Data Availability Statement
Medical charts of 230 patients with a diagnosis of GL or PL meeting eligibility criteria were included, and available data over the observation period (i.e., baseline plus follow up) for each chart were extracted. The mean (SD) duration of the baseline period was 26.2 years (18.4) in the overall study cohort, 12.3 years (13.7) in the GL subgroup, and 33.7 years (16.1) in the PL subgroup. The mean duration of the follow up period was 7.6 years (7.9) in the overall cohort, 9.5 years (8.1) in the GL subgroup, and 6.5 years (7.6) in the PL subgroup. By country, the mean duration of the baseline period was 32.8 years (18.5) for patients in the US, 24.5 years (16.4) for patients in Turkey, and 16.2 years (16.1) for patients in Brazil, whereas the mean duration of the follow-up period was 8.0 years (9.9) for patients in the United States, 5.0 years (4.9) for patients in Turkey, and 10.5 years (6.0) for patients in Brazil. The start of the observation period ranged from 1977 to 2017 for patients in the United States, from 1992 to 2016 for patients in Turkey, and from 1979 to 2014 for patients in Brazil.
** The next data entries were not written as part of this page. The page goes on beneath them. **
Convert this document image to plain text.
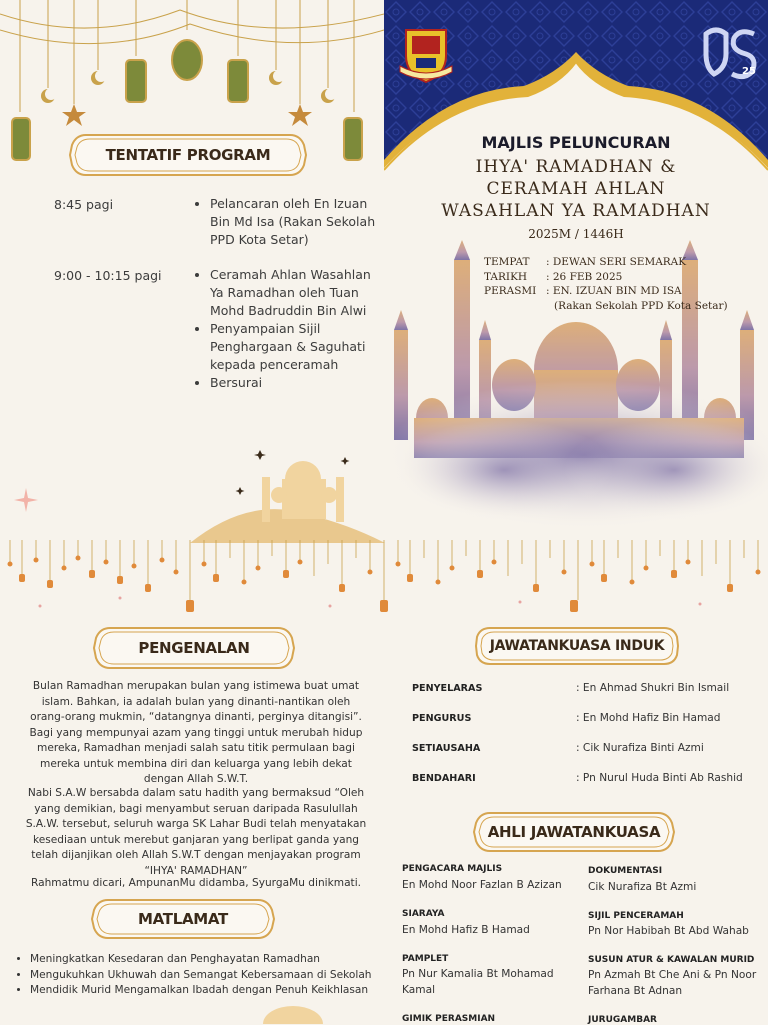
TENTATIF PROGRAM
8:45 pagi	• Pelancaran oleh En Izuan Bin Md Isa (Rakan Sekolah PPD Kota Setar)
9:00 - 10:15 pagi	• Ceramah Ahlan Wasahlan Ya Ramadhan oleh Tuan Mohd Badruddin Bin Alwi
• Penyampaian Sijil Penghargaan & Saguhati kepada penceramah
• Bersurai
25
MAJLIS PELUNCURAN
IHYA' RAMADHAN &
CERAMAH AHLAN
WASAHLAN YA RAMADHAN
2025M / 1446H
TEMPAT : DEWAN SERI SEMARAK
TARIKH : 26 FEB 2025
PERASMI : EN. IZUAN BIN MD ISA
(Rakan Sekolah PPD Kota Setar)
PENGENALAN
Bulan Ramadhan merupakan bulan yang istimewa buat umat islam. Bahkan, ia adalah bulan yang dinanti-nantikan oleh orang-orang mukmin, “datangnya dinanti, perginya ditangisi”. Bagi yang mempunyai azam yang tinggi untuk merubah hidup mereka, Ramadhan menjadi salah satu titik permulaan bagi mereka untuk membina diri dan keluarga yang lebih dekat dengan Allah S.W.T.
Nabi S.A.W bersabda dalam satu hadith yang bermaksud “Oleh yang demikian, bagi menyambut seruan daripada Rasulullah S.A.W. tersebut, seluruh warga SK Lahar Budi telah menyatakan kesediaan untuk merebut ganjaran yang berlipat ganda yang telah dijanjikan oleh Allah S.W.T dengan menjayakan program “IHYA' RAMADHAN”
Rahmatmu dicari, AmpunanMu didamba, SyurgaMu dinikmati.
MATLAMAT
• Meningkatkan Kesedaran dan Penghayatan Ramadhan
• Mengukuhkan Ukhuwah dan Semangat Kebersamaan di Sekolah
• Mendidik Murid Mengamalkan Ibadah dengan Penuh Keikhlasan
JAWATANKUASA INDUK
PENYELARAS	: En Ahmad Shukri Bin Ismail
PENGURUS	: En Mohd Hafiz Bin Hamad
SETIAUSAHA	: Cik Nurafiza Binti Azmi
BENDAHARI	: Pn Nurul Huda Binti Ab Rashid
AHLI JAWATANKUASA
PENGACARA MAJLIS
En Mohd Noor Fazlan B Azizan
SIARAYA
En Mohd Hafiz B Hamad
PAMPLET
Pn Nur Kamalia Bt Mohamad Kamal
GIMIK PERASMIAN
DOKUMENTASI
Cik Nurafiza Bt Azmi
SIJIL PENCERAMAH
Pn Nor Habibah Bt Abd Wahab
SUSUN ATUR & KAWALAN MURID
Pn Azmah Bt Che Ani & Pn Noor Farhana Bt Adnan
JURUGAMBAR
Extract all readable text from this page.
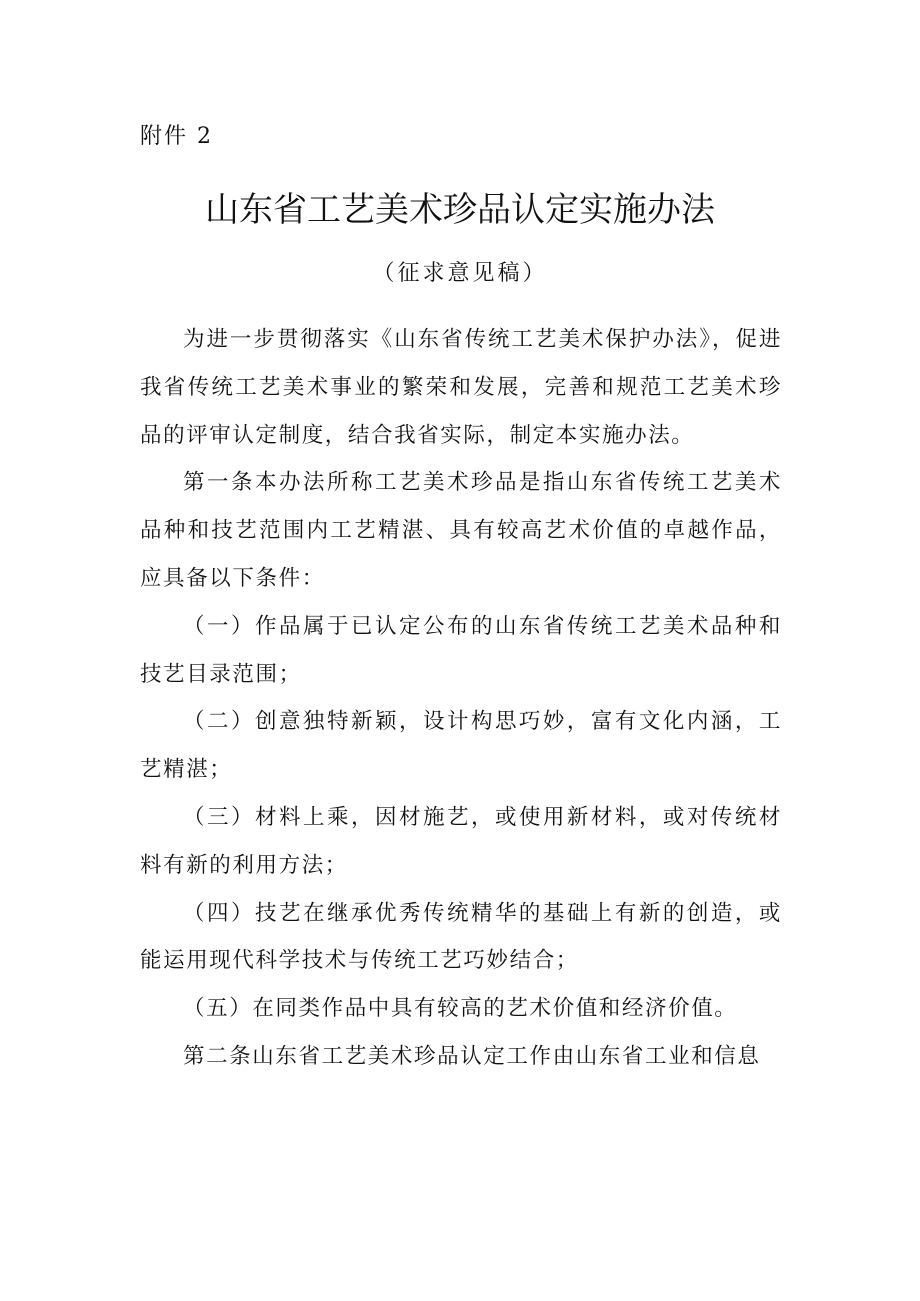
附件 2
山东省工艺美术珍品认定实施办法
（征求意见稿）

为进一步贯彻落实《山东省传统工艺美术保护办法》，促进我省传统工艺美术事业的繁荣和发展，完善和规范工艺美术珍品的评审认定制度，结合我省实际，制定本实施办法。

第一条本办法所称工艺美术珍品是指山东省传统工艺美术品种和技艺范围内工艺精湛、具有较高艺术价值的卓越作品，应具备以下条件：

（一）作品属于已认定公布的山东省传统工艺美术品种和技艺目录范围；

（二）创意独特新颖，设计构思巧妙，富有文化内涵，工艺精湛；

（三）材料上乘，因材施艺，或使用新材料，或对传统材料有新的利用方法；

（四）技艺在继承优秀传统精华的基础上有新的创造，或能运用现代科学技术与传统工艺巧妙结合；

（五）在同类作品中具有较高的艺术价值和经济价值。

第二条山东省工艺美术珍品认定工作由山东省工业和信息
A tabular summary of the data availability metrics, including the number of medical evaluations across patient charts and the proportion with data on mortality status, physical characteristics, laboratory values, and medication use, is presented in Table 2. The proportion of patients with fewer than three medical evaluations over the observation period was 11.1% in the GL subgroup (n = 9 out of 81), 15.4% in the PL subgroup (n = 23 out of 149), and 13.9% overall (n = 32 out of 230). Data on medication use at baseline were only available from 38.7% (n = 89 out of 230) of patient records. The extent of missing data on the prevalence of diabetes and/or insulin resistance and organ abnormalities could not be assessed.
Table 2.
Data Availability Metrics
| Parameter | Overall (N = 230) | GL (n = 81) | PL (n = 149) |
|---|---|---|---|
| Number of medical evaluations, n (%) | |||
| ≥3 | 198 (86.1) | 72 (88.9) | 126 (84.6) |
| <3 | 32 (13.9) | 9 (11.1) | 23 (15.4) |
| Survival status available at last observation date, n (%) | 198 (86.1) | 64 (79.0) | 134 (89.9) |
| Physical characteristics data available at last observation date, n (%) | |||
| Acanthosis nigricans | 186 (80.9) | 72 (88.9) | 114 (76.5) |
| Acromegaloid features | 149 (64.8) | 64 (79.0) | 85 (57.0) |
| Lack of fat in face | 190 (82.6) | 70 (86.4) | 120 (80.5) |
| Muscular appearance | 205 (89.1) | 77 (95.1) | 128 (85.9) |
| Prominent veins | 149 (64.8) | 59 (72.8) | 90 (60.4) |
| Splenomegaly | 168 (73.0) | 62 (76.5) | 106 (71.1) |
| One or more laboratory value measurements available over entire observation period, n (%) | |||
| HbA1c | 200 (87.0) | 67 (82.7) | 133 (89.3) |
| Tg | 225 (97.8) | 79 (97.5) | 146 (98.0) |
| ALT | 221 (96.1) | 77 (95.1) | 144 (96.6) |
| AST | 211 (91.7) | 76 (93.8) | 135 (90.6) |
| Medication use data at baseline available, n (%) | 89 (38.7) | 30 (37.0) | 59 (39.6) |
Abbreviation: Tg, triglycerides.
Restrictions apply to the availability of data generated or analyzed during this study to preserve patient confidentiality or because they were used under license. The corresponding author will on request detail the restrictions and any conditions under which access to some data may be provided.